Sen. Tom Hansen, R-Huron, originally sought creation of a regional James River watershed district. Through a series of amendments, the legislation was changed to a broader study.
“All seem to agree we must work together to find a solution to that problem,” Hansen said.
State law authorizes watershed districts to have far-ranging powers.
Those include flood prevention, improve stream channels, fill or rehabilitate flooded lands, provide water for irrigation, regulate and conserve water in streams, divert or change watercourses, provide and conserve water for public uses, regulate water for disposing of waste, operate and maintain drainage systems, and deal with soil erosion and siltation.
“The people of South Dakota are looking for action and they are not looking for a lot of planning,” Hansen said.
Sen. Bob Gray, R-Pierre, spoke against the placing the task force in law.
Gray said the Legislature has its own process for establishing studies, through annual decisions by its executive board, and a study hasn’t been tried yet for watershed districts.

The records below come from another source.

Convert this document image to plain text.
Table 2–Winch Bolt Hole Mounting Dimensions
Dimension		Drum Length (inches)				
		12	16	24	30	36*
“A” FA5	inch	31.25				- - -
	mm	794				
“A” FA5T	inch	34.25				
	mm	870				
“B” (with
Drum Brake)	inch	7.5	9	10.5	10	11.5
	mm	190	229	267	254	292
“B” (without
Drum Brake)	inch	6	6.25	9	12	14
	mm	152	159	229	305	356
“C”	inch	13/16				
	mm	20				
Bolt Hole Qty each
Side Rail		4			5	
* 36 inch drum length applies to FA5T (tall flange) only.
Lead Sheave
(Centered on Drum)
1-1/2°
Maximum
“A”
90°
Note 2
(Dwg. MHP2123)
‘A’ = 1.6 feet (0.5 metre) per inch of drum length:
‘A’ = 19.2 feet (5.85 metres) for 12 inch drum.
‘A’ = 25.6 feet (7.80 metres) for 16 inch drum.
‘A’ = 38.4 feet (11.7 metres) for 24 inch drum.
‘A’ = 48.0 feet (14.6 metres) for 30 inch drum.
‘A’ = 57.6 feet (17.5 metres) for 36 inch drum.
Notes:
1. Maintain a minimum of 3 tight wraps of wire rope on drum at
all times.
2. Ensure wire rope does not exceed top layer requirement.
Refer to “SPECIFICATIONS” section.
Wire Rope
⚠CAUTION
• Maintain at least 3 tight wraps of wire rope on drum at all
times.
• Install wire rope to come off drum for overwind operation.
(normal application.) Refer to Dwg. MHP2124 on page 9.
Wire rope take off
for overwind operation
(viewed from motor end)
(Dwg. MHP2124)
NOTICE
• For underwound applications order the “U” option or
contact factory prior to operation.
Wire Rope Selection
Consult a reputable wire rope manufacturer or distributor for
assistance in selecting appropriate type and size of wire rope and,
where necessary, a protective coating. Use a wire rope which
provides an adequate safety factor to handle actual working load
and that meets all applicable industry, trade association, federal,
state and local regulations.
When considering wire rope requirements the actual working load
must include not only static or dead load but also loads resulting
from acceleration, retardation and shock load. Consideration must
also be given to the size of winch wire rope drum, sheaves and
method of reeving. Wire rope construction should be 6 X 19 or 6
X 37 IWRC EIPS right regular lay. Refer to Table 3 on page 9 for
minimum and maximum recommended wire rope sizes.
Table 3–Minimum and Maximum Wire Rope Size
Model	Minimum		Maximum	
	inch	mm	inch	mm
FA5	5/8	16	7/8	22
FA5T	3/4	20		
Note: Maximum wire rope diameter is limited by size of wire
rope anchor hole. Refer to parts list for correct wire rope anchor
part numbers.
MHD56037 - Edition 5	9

“We’re not ready for this yet,” Gray said.
Senate Democratic leader Jason Frerichs of Wilmot countered that the topic requires more than a summer study. “This is more than a one-year fix. This is ongoing,” Frerichs said.
The Senate also approved legislation Monday that keeps open the possibility of action by the Legislature regarding the troubled James River water development district, which oversees projects on the river.
Sen. Al Novstrup, R-Aberdeen, said the audit of the district’s finances possibly was the worst in South Dakota history. The audit was completed last year.
“We have a problem. We need to solve that problem,” Novstrup said.
Sen. Larry Rhoden, R-Union Center, said the legislation in its current form is merely an effort to continue the conversation further into the 2012 session.
The legislation, Senate Bill 169, was approved 24-10 and now crosses to the House of Representatives for further consideration.